Siken writes poems that embrace suffering like a Buddhist who drives a corvette. Live ascetically, fast, and free of the illusion of the self. “We are the stories we tell ourselves. I didn’t remember the story,” he writes in the poem “Doubt.” In forgetting, there is paradoxically a kind of freedom. If memory is unreliable, perhaps it can be rewritten. Or better yet, perhaps it doesn’t need to be. What matters is the capacity to question, to feel, to try again. These poems do not seek to recover the lost self—they seek to document the self as it reinvents itself in real time.
This refusal of closure is deeply modern. The poems resist definitive interpretations, leaning instead into an encompassing virtue about uncertainty, multiplicity, and contradiction. What matters is the motion forward, as “arrival is impossible,” Siken reminds us in the poem “Sentence.” Siken writes as someone who intimately understands that narrative, however fragmented, is our only way of navigating the chaos, as in the poem “Field,” which posits “So what are you doing?
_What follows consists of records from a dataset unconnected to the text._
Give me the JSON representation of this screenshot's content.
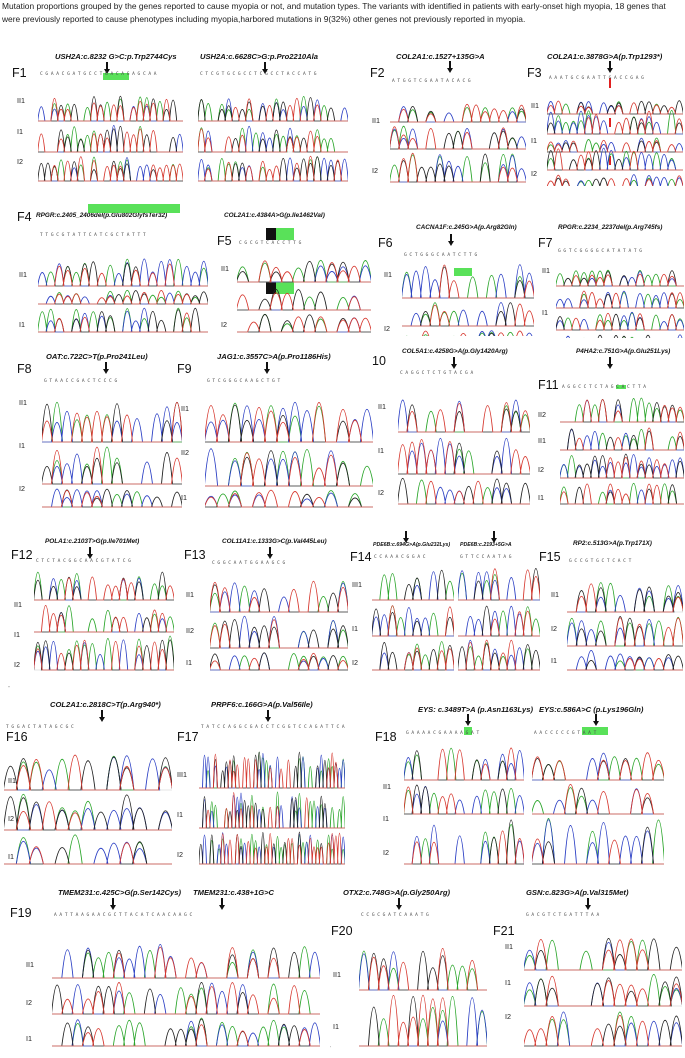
{
  "caption": "Mutation proportions grouped by the genes reported to cause myopia or not, and mutation types. The variants with identified in patients with early-onset high myopia, 18 genes that were previously reported to cause phenotypes including myopia,harbored mutations in 9(32%) other genes not previously reported in myopia.",
  "panels": {
    "F1": {
      "id": "F1",
      "mut_a": "USH2A:c.8232 G>C:p.Trp2744Cys",
      "mut_b": "USH2A:c.6628C>G:p.Pro2210Ala",
      "rows": [
        "II1",
        "I1",
        "I2"
      ]
    },
    "F2": {
      "id": "F2",
      "mut": "COL2A1:c.1527+135G>A",
      "rows": [
        "II1",
        "I2"
      ]
    },
    "F3": {
      "id": "F3",
      "mut": "COL2A1:c.3878G>A(p.Trp1293*)",
      "rows": [
        "II1",
        "I1",
        "I2"
      ]
    },
    "F4": {
      "id": "F4",
      "mut": "RPGR:c.2405_2406del(p.Glu802GlyfsTer32)",
      "rows": [
        "II1",
        "I1"
      ]
    },
    "F5": {
      "id": "F5",
      "mut": "COL2A1:c.4384A>G(p.Ile1462Val)",
      "rows": [
        "II1",
        "I2"
      ]
    },
    "F6": {
      "id": "F6",
      "mut": "CACNA1F:c.245G>A(p.Arg82Gln)",
      "rows": [
        "II1",
        "I2"
      ]
    },
    "F7": {
      "id": "F7",
      "mut": "RPGR:c.2234_2237del(p.Arg745fs)",
      "rows": [
        "II1",
        "I1",
        "I2"
      ]
    },
    "F8": {
      "id": "F8",
      "mut": "OAT:c.722C>T(p.Pro241Leu)",
      "rows": [
        "II1",
        "I1",
        "I2"
      ]
    },
    "F9": {
      "id": "F9",
      "mut": "JAG1:c.3557C>A(p.Pro1186His)",
      "rows": [
        "II1",
        "II2",
        "I1"
      ]
    },
    "F10": {
      "id": "10",
      "mut": "COL5A1:c.4258G>A(p.Gly1420Arg)",
      "rows": [
        "II1",
        "I1",
        "I2"
      ]
    },
    "F11": {
      "id": "F11",
      "mut": "P4HA2:c.751G>A(p.Glu251Lys)",
      "rows": [
        "II2",
        "II1",
        "I2",
        "I1"
      ]
    },
    "F12": {
      "id": "F12",
      "mut": "POLA1:c.2103T>G(p.Ile701Met)",
      "rows": [
        "II1",
        "I1",
        "I2"
      ]
    },
    "F13": {
      "id": "F13",
      "mut": "COL11A1:c.1333G>C(p.Val445Leu)",
      "rows": [
        "II1",
        "II2",
        "I1"
      ]
    },
    "F14": {
      "id": "F14",
      "mut_a": "PDE6B:c.694G>A(p.Glu232Lys)",
      "mut_b": "PDE6B:c.2193+5G>A",
      "rows": [
        "III1",
        "I1",
        "I2"
      ]
    },
    "F15": {
      "id": "F15",
      "mut": "RP2:c.513G>A(p.Trp171X)",
      "rows": [
        "II1",
        "I2",
        "I1"
      ]
    },
    "F16": {
      "id": "F16",
      "mut": "COL2A1:c.2818C>T(p.Arg940*)",
      "rows": [
        "II1",
        "I2",
        "I1"
      ]
    },
    "F17": {
      "id": "F17",
      "mut": "PRPF6:c.166G>A(p.Val56Ile)",
      "rows": [
        "III1",
        "I1",
        "I2"
      ]
    },
    "F18": {
      "id": "F18",
      "mut_a": "EYS: c.3489T>A (p.Asn1163Lys)",
      "mut_b": "EYS:c.586A>C (p.Lys196Gln)",
      "rows": [
        "II1",
        "I1",
        "I2"
      ]
    },
    "F19": {
      "id": "F19",
      "mut_a": "TMEM231:c.425C>G(p.Ser142Cys)",
      "mut_b": "TMEM231:c.438+1G>C",
      "rows": [
        "II1",
        "I2",
        "I1"
      ]
    },
    "F20": {
      "id": "F20",
      "mut": "OTX2:c.748G>A(p.Gly250Arg)",
      "rows": [
        "II1",
        "I1"
      ]
    },
    "F21": {
      "id": "F21",
      "mut": "GSN:c.823G>A(p.Val315Met)",
      "rows": [
        "II1",
        "I1",
        "I2"
      ]
    }
  },
  "stray_marks": {
    "quote_mark": "”",
    "tick_mark": "’"
  },
  "trace_colors": {
    "A": "#2aa52a",
    "C": "#2b3fc4",
    "G": "#222222",
    "T": "#d6382f"
  }
}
Ask yourself, seriously. Is this who you are? I didn’t like what I was remembering. You got some interesting clouds fucking up your sky tonight, amigo. There’s snow in my hair. My mouth is a dark line. This sweater has a zipper. The story becomes the field in which I become who I am. Who you are and who you think you are: They grind against each other.”
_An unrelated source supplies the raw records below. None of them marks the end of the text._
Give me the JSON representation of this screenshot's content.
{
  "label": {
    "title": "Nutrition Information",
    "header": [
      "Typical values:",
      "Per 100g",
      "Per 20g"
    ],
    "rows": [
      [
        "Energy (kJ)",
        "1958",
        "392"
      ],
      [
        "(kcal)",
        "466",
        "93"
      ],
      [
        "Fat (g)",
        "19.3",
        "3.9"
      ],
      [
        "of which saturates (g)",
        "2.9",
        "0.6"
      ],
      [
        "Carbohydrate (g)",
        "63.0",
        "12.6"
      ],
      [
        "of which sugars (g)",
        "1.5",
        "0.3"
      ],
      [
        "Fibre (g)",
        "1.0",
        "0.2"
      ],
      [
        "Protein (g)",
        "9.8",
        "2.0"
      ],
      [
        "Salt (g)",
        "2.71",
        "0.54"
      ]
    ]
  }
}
Siken does something rare in I Do Know Some Things––he restores significance to intimacy, to the personal, to the messy and mundane. These are not small concerns. They are the building blocks of a life. The prose poem, with its lack of line breaks and formal boundaries, mirrors this lived disarray. It is the perfect vessel for poems that sizably drift, veer, collide, and return— never quite in the same way.
I Do Know Some Things is Siken’s most mature, vulnerable, and daring work, although Crush dazzled with youthful urgency and War of the Foxes offered philosophical polish. This book could have easily been a salacious, discerning and best-selling memoir, but Siken does something more impressive and interesting by introducing a new way of being in language, using a collection that makes up its own constellations and is comfortable getting shipwrecked, admitting “I don’t know how to say it, so I’ll say something close.”
Siken, who once wrote with the velocity of desire, now writes with the depth of endurance. Rare is the book of poems where every entry finds the emotional core it seeks. I Do Know Some Things does just that, revealing what poetry can do when a poet is stripped of certainty. It is, without exaggeration, a book that will last and, more importantly, continue to mend, move, and astonish those who find it and, from the poem “Devonian Forest,” these words, “The beginning of a story—it isn’t the beginning, there’s always something that comes before. The first word in the Book of Genesis, in Hebrew, starts with B. It’s cautionary. It’s primordial. You have to be careful, things want to happen.”